La nouvelle s’est répandue dans les médias comme une traînée de poudre à travers l’Europe. Les prestations proposées par Uber relèveraient désormais officiellement du domaine des transports et non des services de la société de l’information comme le clamait la multinationale et ça, ça change tout ! Les conclusions exposées par l’avocat général à la CJUE, Cour de justice de l’Union européenne, la soumettent en effet aux réglementations nationales des États membres en matière de transport public particulier de personnes.
Viva España !
Saisi en 2014 par une association professionnelle de chauffeurs de taxi de Barcelone – Elite Taxi – qui dénonçaient la concurrence déloyale exercée par Uber à leur encontre, le juge du tribunal de commerce espagnol, considérant que la solution du litige nécessitait l’interprétation de plusieurs dispositions du droit de l’Union, a usé de la procédure de « renvoi préjudiciel » qui permet aux juridictions des États membres d’interroger la CJUE. Par la suite, « des observations écrites ont été déposées par les parties au principal, les gouvernements espagnol, finlandais, français et grec, l’Irlande, les gouvernements néerlandais et polonais, ainsi que par la Commission européenne et l’Autorité de surveillance de l’Association européenne de libre-échange (AELE). Les mêmes intéressés, à l’exception du gouvernement grec, ainsi que le gouvernement estonien, ont été représentés à l’audience qui s’est tenue le 29 novembre 2016 », rappelle l’avocat général de la CJUE, Maciej Szpunar, dans ses conclusions.
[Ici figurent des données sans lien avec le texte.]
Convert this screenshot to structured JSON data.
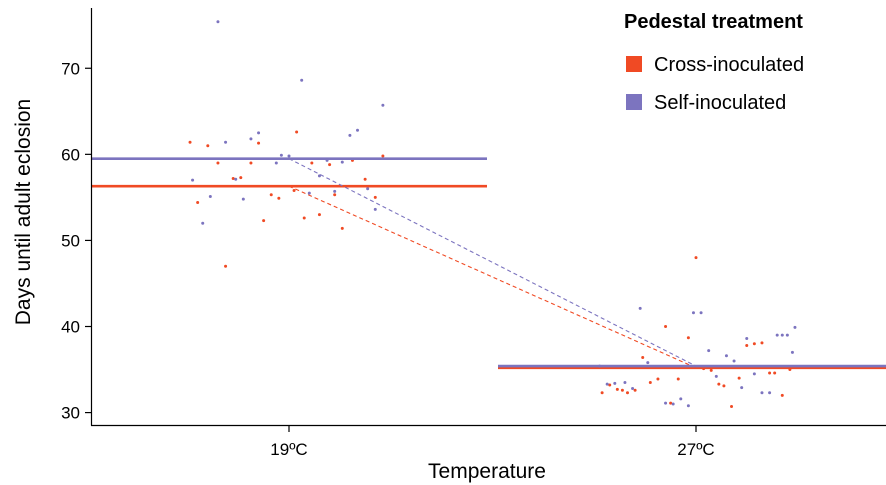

Fondant ses conclusions sur l’analyse des relations entre Uber et ses chauffeurs, le magistrat européen rejoint les renvendications des « Ubérisés ».
Pris à son propre piège
Tout en reconnaissant le caractère innovant de l’application, les conclusions de l’avocat général, exposées jeudi 11 mai devant la CJUE, ont renvoyé la célèbre multinationale dans ses buts. Cataloguant son activité en « service de transport » et non en « service d’information », Maciej Szpunar exclut de considérer l’application comme un simple intermédiaire entre chauffeurs et passagers. Il souligne qu’Uber « contrôle les facteurs économiquement importants du service de transport urbain offert dans le cadre de cette plateforme » et détermine « dans les faits, le prix du service ». Tandis qu’Uber prétend uniquement lier l’offre de transport urbain à la demande, le magistrat repousse toute comparaison avec les plates-formes permettant de réserver un hôtel ou d’acheter des billets d’avion : « Je pense […] que c’est une vision réductrice de son rôle. En fait, Uber fait beaucoup plus que lier l’offre à la demande : il a lui-même créé cette offre. Il en réglemente également les caractéristiques essentielles et en organise le fonctionnement. »
Du domaine des États
La CJUE rendra son arrêt consultatif dans plusieurs mois et même s’il est généralement suivi, l’avis exposé par l’avocat général n’est pas contraignant. Quant aux taxis barcelonais, ils devront encore attendre le jugement du tribunal de commerce de Barcelone pour avoir confirmation qu’Uber doit « avoir les même licences que les taxis ». Contestant les arguments du magistrat, la multinationale invoque le droit néerlandais auquel est soumis la maison mère de sa filiale espagnole. Reste que les conclusions de l’avocat général de la CJUE constituent une étape importante pour la structuration du transport public particulier de personnes et la définition du covoiturage. Rappelant que les règles européennes dans le domaine des transports laissent les États membres de l’Union « libres de réglementer », elles confirment le travail législatif réalisé en France et risquent de peser dans les nombreuses procédures actuellement en cours.
HM
Plus d’infos :
CJUE – Communiqué de presse n°50/17
CJUE – Affaire C‑434/15 – M. Szpunar VF (script intégral)
[…] *Voir 100% NEWS-TAXIS n° 106, « Uber démasqué par la CJUE » […]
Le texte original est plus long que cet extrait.